In the Family Way by Laney Katz Becker

 

Summary (from the publisher): A group of suburban women help one another navigate their personal challenges, marriages, and pregnancies—both wanted and unwanted.

In 1965 America, women can’t have their own bank accounts and credit cards or sign their own leases; divorce is scandalous and difficult; and abortion is illegal. Every Tuesday a group of friends meet for a canasta game. As cards are drawn and discarded, these women share advice and confidences.

After prim and proper Lily Berg, a doctor’s wife, discovers she’s pregnant with her second child, she follows her friend Becca’s suggestion and takes in Betsy, a pregnant teen from the local home for unwed mothers. Betsy, who’s never met anyone Jewish before, is to live with the Bergs for six months, help with babysitting and housekeeping, have her own baby, and then agree to never contact the family again. But things quickly get complicated.

Moving and atmospheric, full of history and heart, In the Family Way captures the experiences of women on the cusp of liberation as they struggle with their own complex feelings about being wives, mothers, and women with their own dreams and ambitions.

Review: Thank you to HarperCollins for an advance copy of this book in exchange for an honest review. 

It's 1965 and the very proper Lily Berg is a doctor's wife with a toddler and expecting her second child, when she agrees to take in Betsy, a pregnant teen from the local home for unwed mothers. Lily is secretly feeling a bit untethered in her life as a stay-at-home mom, with little shape her days. She is buoyed by her weekly canasta games with three friends from the neighborhood. And she's very close to her younger sister Rose, who she helped raise after their mother died young from cancer. 

Every female character in this is impacted by childbearing in some way - those that are burdened by it, those that don't want it, those that desperately do want it but aren't capable, and more. There are planned, accidental, and intentional pregnancies in this and very different reactions from women in wildly different circumstances and phases of life. Because this is centered in the mid-1960s it is also following women on the cusp of liberation. They have limited options and limited autonomy in a world that has few legal protections. 

This book did an excellent job of exploring the different issues surrounding pregnancy and abortion, as well as women's education and career options. Lily grapples a lot in hindsight with her choice to forego a college education and a career. She struggles with her value and purpose in life because while she loves being a wife and mother, she sometimes thinks that maybe she could also be more. Similarly, she contemplates a lot when her friends and sister make different choices from her. 

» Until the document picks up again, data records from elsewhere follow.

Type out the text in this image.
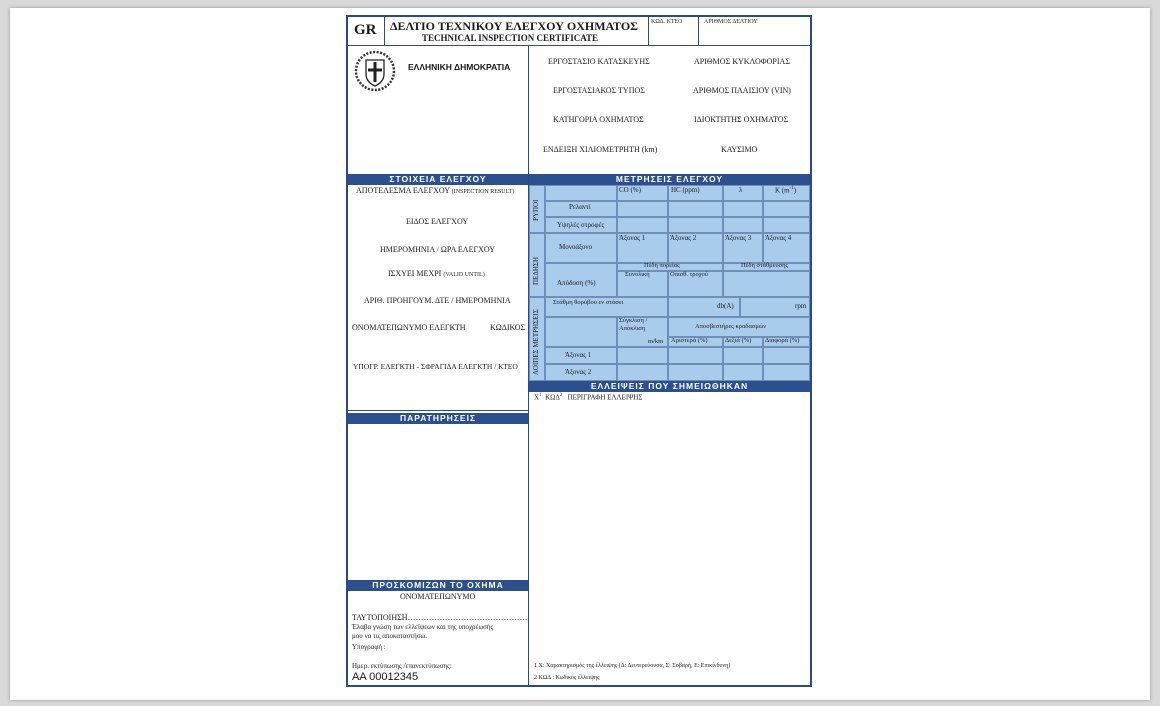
GR ΔΕΛΤΙΟ ΤΕΧΝΙΚΟΥ ΕΛΕΓΧΟΥ ΟΧΗΜΑΤΟΣ
TECHNICAL INSPECTION CERTIFICATE
ΚΩΔ. ΚΤΕΟ	ΑΡΙΘΜΟΣ ΔΕΛΤΙΟΥ
ΕΛΛΗΝΙΚΗ ΔΗΜΟΚΡΑΤΙΑ
ΕΡΓΟΣΤΑΣΙΟ ΚΑΤΑΣΚΕΥΗΣ	ΑΡΙΘΜΟΣ ΚΥΚΛΟΦΟΡΙΑΣ
ΕΡΓΟΣΤΑΣΙΑΚΟΣ ΤΥΠΟΣ	ΑΡΙΘΜΟΣ ΠΛΑΙΣΙΟΥ (VIN)
ΚΑΤΗΓΟΡΙΑ ΟΧΗΜΑΤΟΣ	ΙΔΙΟΚΤΗΤΗΣ ΟΧΗΜΑΤΟΣ
ΕΝΔΕΙΞΗ ΧΙΛΙΟΜΕΤΡΗΤΗ (km)	ΚΑΥΣΙΜΟ
ΣΤΟΙΧΕΙΑ ΕΛΕΓΧΟΥ	ΜΕΤΡΗΣΕΙΣ ΕΛΕΓΧΟΥ
ΑΠΟΤΕΛΕΣΜΑ ΕΛΕΓΧΟΥ (INSPECTION RESULT)
ΕΙΔΟΣ ΕΛΕΓΧΟΥ
ΗΜΕΡΟΜΗΝΙΑ / ΩΡΑ ΕΛΕΓΧΟΥ
ΙΣΧΥΕΙ ΜΕΧΡΙ (VALID UNTIL)
ΑΡΙΘ. ΠΡΟΗΓΟΥΜ. ΔΤΕ / ΗΜΕΡΟΜΗΝΙΑ
ΟΝΟΜΑΤΕΠΩΝΥΜΟ ΕΛΕΓΚΤΗ	ΚΩΔΙΚΟΣ
ΥΠΟΓΡ. ΕΛΕΓΚΤΗ - ΣΦΡΑΓΙΔΑ ΕΛΕΓΚΤΗ / ΚΤΕΟ
ΡΥΠΟΙ
ΠΕΔΗΣΗ
ΛΟΙΠΕΣ ΜΕΤΡΗΣΕΙΣ
CO (%)	HC (ppm)	λ	K $(m^{-1})$
Ρελαντί
Υψηλές στροφές
Μονοάξονο
Άξονας 1	Άξονας 2	Άξονας 3 Άξονας 4
Απόδοση (%)
Πέδη πορείας	Πέδη στάθμευσης
Συνολική	Οπισθ. τροχού
Στάθμη θορύβου εν στάσει	db(A)	rpm
Σύγκλιση / Απόκλιση
m/km
Αποσβεστήρες κραδασμών
Αριστερά (%)	Δεξιά (%) Διαφορά (%)
Άξονας 1
Άξονας 2
ΕΛΛΕΙΨΕΙΣ ΠΟΥ ΣΗΜΕΙΩΘΗΚΑΝ
$X^1$ ΚΩΔ$^2$ ΠΕΡΙΓΡΑΦΗ ΕΛΛΕΙΨΗΣ
1 Χ: Χαρακτηρισμός της έλλειψης (Δ: Δευτερεύουσα, Σ: Σοβαρή, Ε: Επικίνδυνη)
2 ΚΩΔ : Κωδικός έλλειψης
ΠΑΡΑΤΗΡΗΣΕΙΣ
ΠΡΟΣΚΟΜΙΖΩΝ ΤΟ ΟΧΗΜΑ
ΟΝΟΜΑΤΕΠΩΝΥΜΟ
ΤΑΥΤΟΠΟΙΗΣΗ………………………………………
Έλαβα γνώση των ελλείψεων και της υποχρέωσής
μου να τις αποκαταστήσω.
Υπογραφή :
Ημερ. εκτύπωσης /επανεκτύπωσης:
ΑΑ 00012345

The author did such an excellent job with the setting of this book. I truly felt transported to the 1960s reading this. Every little detail, from the description of the houses to their meals, the outfits and hairdos of the women, it all was perfectly placed in that particular moment in time. Lily loves watching General Hospital every afternoon. She slides the side of her daughter's crib down to scoop her up after a nap (something today's cribs would never do). Betsy mixes together orange juice from frozen concentrate. All these little details were so meticulously well thought out and really helped this feel immersive.  

I did feel like this book seems like it was on a mission to teach the reader a lesson. Everyone is different! Pregnancy, mothering, and being a woman is complicated and unique, and everyone should have free choice! It felt like the arc of each character was expressly written with the intent to incorporate as many different pregnant scenarios possible in order to expand the reader's mindset and open their mind to the value of allowing women legal options and protections. "But we don't know everyone's circumstances. I'm starting to think that every woman should be able to decide for herself what's best for her and her family. But even more important, it should be safe" (191). I am firmly in agreement in all ways! But it felt heavy handed and like I was reading a story crafted to teach me a moral lesson rather than just a story that naturally unfolds. 

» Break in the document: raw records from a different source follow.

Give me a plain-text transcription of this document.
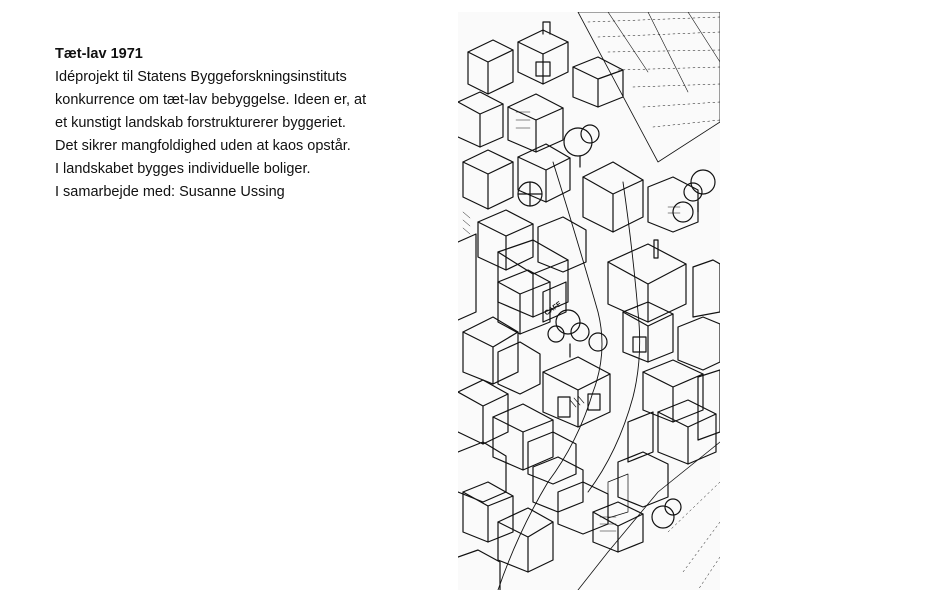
Tæt-lav 1971

Idéprojekt til Statens Byggeforskningsinstituts

konkurrence om tæt-lav bebyggelse. Ideen er, at

et kunstigt landskab forstrukturerer byggeriet.

Det sikrer mangfoldighed uden at kaos opstår.

I landskabet bygges individuelle boliger.

I samarbejde med: Susanne Ussing

CAFE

I also thought everyone was too hard on Lily. She is a young and naive woman whose mother died when she was very young. She blushes easily when discusses bodily functions. Because of this, everyone labels her extremely uptight and prudish. Yet her three best friends are not rigidly conservative, nor is her sister, and these are the people she has chosen to spend her time with and confide in. And would a woman this overwhelmingly judgmental open her home to a pregnant teenager? Lily does become yet more open minded as the novel progresses, but I do think the other characters were just a tad harsh on her from the outset.